Zeit zu erwachen

Marica Bodrožić taucht in das sonderbare „Wasser unserer Träume“ und entschlüsselt seine Botschaften

Von Sandy SchefflerRSS-Newsfeed neuer Artikel von Sandy Scheffler

Besprochene Bücher / Literaturhinweise

Es ist Winter und die Zeit der Stille: Der Mann, der vom Krankenbett aus ohne Worte erzählt oder vielmehr wortträumt, ist in sich eingeschlossen und doch bekommt er alles mit, was um ihn herum geschieht. Niemand traut es ihm zu, aber er „kann die anderen lesen, ihre Gedanken, ihre Liebe, ihre Sehnsucht“, er kann „aus dem Inneren sehen“. Nüchtern stellt er fest, um diese „Gabe“ keineswegs „gebeten“ zu haben.

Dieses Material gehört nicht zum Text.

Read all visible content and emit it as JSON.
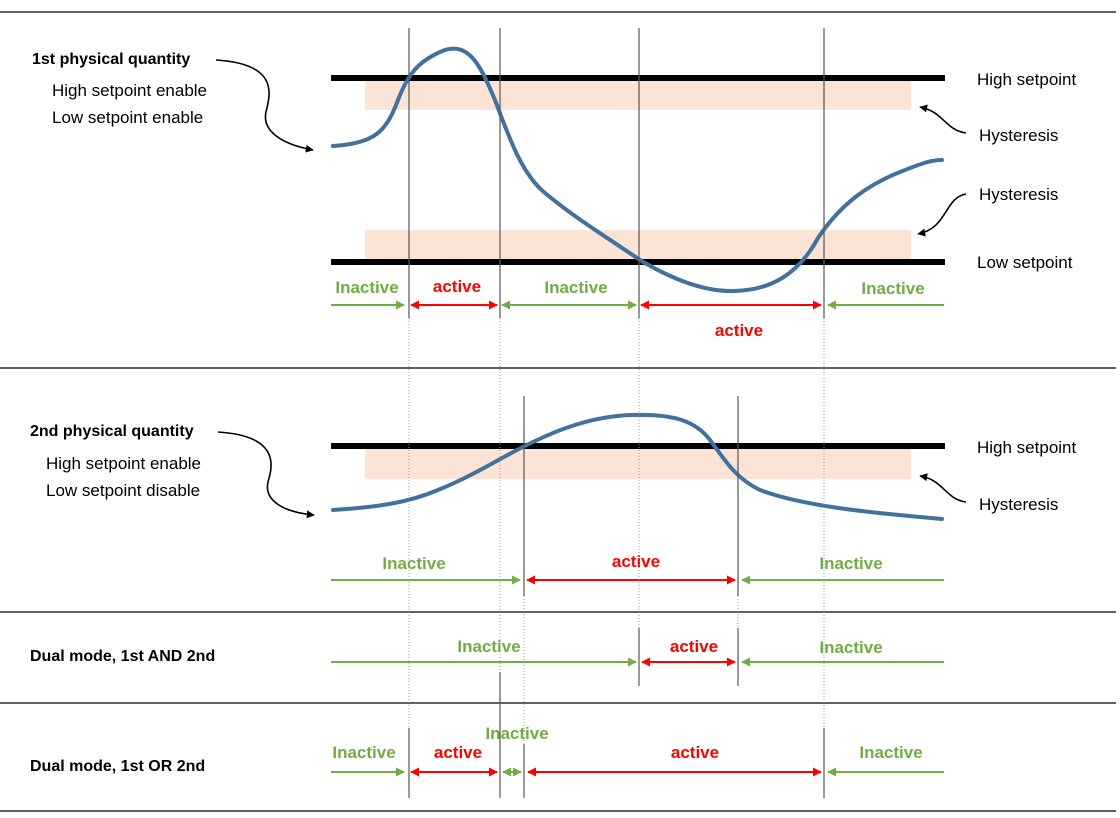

Was ihm passiert, erlebt er als „Entmachteter“, als in Raum und Zeit „zurückberufener Mensch“. Entmachtet ist der Mann, da er „nichts allein machen“ kann mit seinem „stummen Körper“. Durch die Plastikschläuche der Maschinenmedizin ist er „an die Erde“ gebunden.

Alles sehen, alles hören, alles spüren, alles wissen: Marica Bodrožićs Roman beginnt mit der Beschreibung des allseitig bewussten Protagonisten. Eingesperrt in einen stummen gelähmten Körper nimmt er dennoch wahr, wie er mit allem verbunden ist. Dabei fehlen alle Voraussetzungen für Interaktion. Gesten und Sprache existieren nicht und doch kann er sich auf eine ganz rätselhafte, traumhafte Weise auf die anderen beziehen. Was ein Paradoxon zu sein scheint, ist in der „Welt der Träume“ möglich: Gedanken müssen nicht mit Stimmband, Kehlkopf, Lippen, Zunge und Zähnen in Sprache übertragen werden. Allein Gedanken genügen. Es ist eine sonderbare Welt, in die uns Bodrožić mitnimmt, ebenso sonderbar wie es Träume sind. Weil es niemanden gibt, der im physischen Sinne kommunizieren kann, gibt uns Bodrožić eine Idee davon, wer da tatsächlich erzählt: „Der Raum ist der allwissende Erzähler.“

Auch dem Sehen kommt eine zentrale Funktion zu: im Leben, im Tod und im Dazwischen des Traums. Es ist ein Sehen ohne Auge, vielmehr ein intuitives Schauen, ein Resonanzraum zum ganz individuellen Sein: „Ich sehe die Farben nicht, nicht so, wie ich früher die Welt und die Menschen, die Straßen und die Bäume gesehen haben muss. Das Sehen sieht mich und es stellt Fragen.“ Bodrožićs Protagonist stellt kluge aufrüttelnde Fragen: „Was sehen wir von den anderen Menschen, bevor uns das Sehen selbst sieht?“ Das Sehen ist kein jenseitiges Sehen, keine Todessehnsucht, bei weitem nicht. Und doch ist es ein buchstäblich jenseitiges Sehen, da es jenseits der Physiologie, jenseits der Augen erfolgt und weder Raum noch Zeit kennt. Es folgt einem inneren Bewusstsein, das erkennt: „In mir sind innere Stufen. So wie wir Glocken hören können, kann ich die Stufen in mir sehen. Ich bin noch mitten im Leben. Gerade jetzt sehe ich, wie der Anfang im Anfang entsteht und mich zu seinem selbstlosen Komplizen macht.“ Konterkariert wird der lebendige Stufenanfang vom „machtvollen schwarzen Quadrat“, denn „mitten im Leben ist der Tod“. Der russische Maler Kasimir Malewitsch hat das „Schwarze Quadrat (auf weißem Grund)“ (1915) geschaffen, um die Kunst zu befreien von aller Gegenständlichkeit. Keine Vorprägung durch Dinglichkeit mehr, nirgends. In der Leere des Nichts sollte das Formlose selbst empfundene Kunst sein dürfen. Die Höchste und die tiefste Erkenntnis, zu der der Mensch befähigt ist, werden eins und beenden die Fragen in Raum und Zeit. Der Tod, die „dunkle Nacht“, wohnt im „schwarzen Quadrat“, in dem die Erkenntnis die Fragen auslöscht. Seinen „machtvollen“ Charakter erfährt es durch maximale Konzentration der Erkenntniskraft: höchstes Bewusstsein.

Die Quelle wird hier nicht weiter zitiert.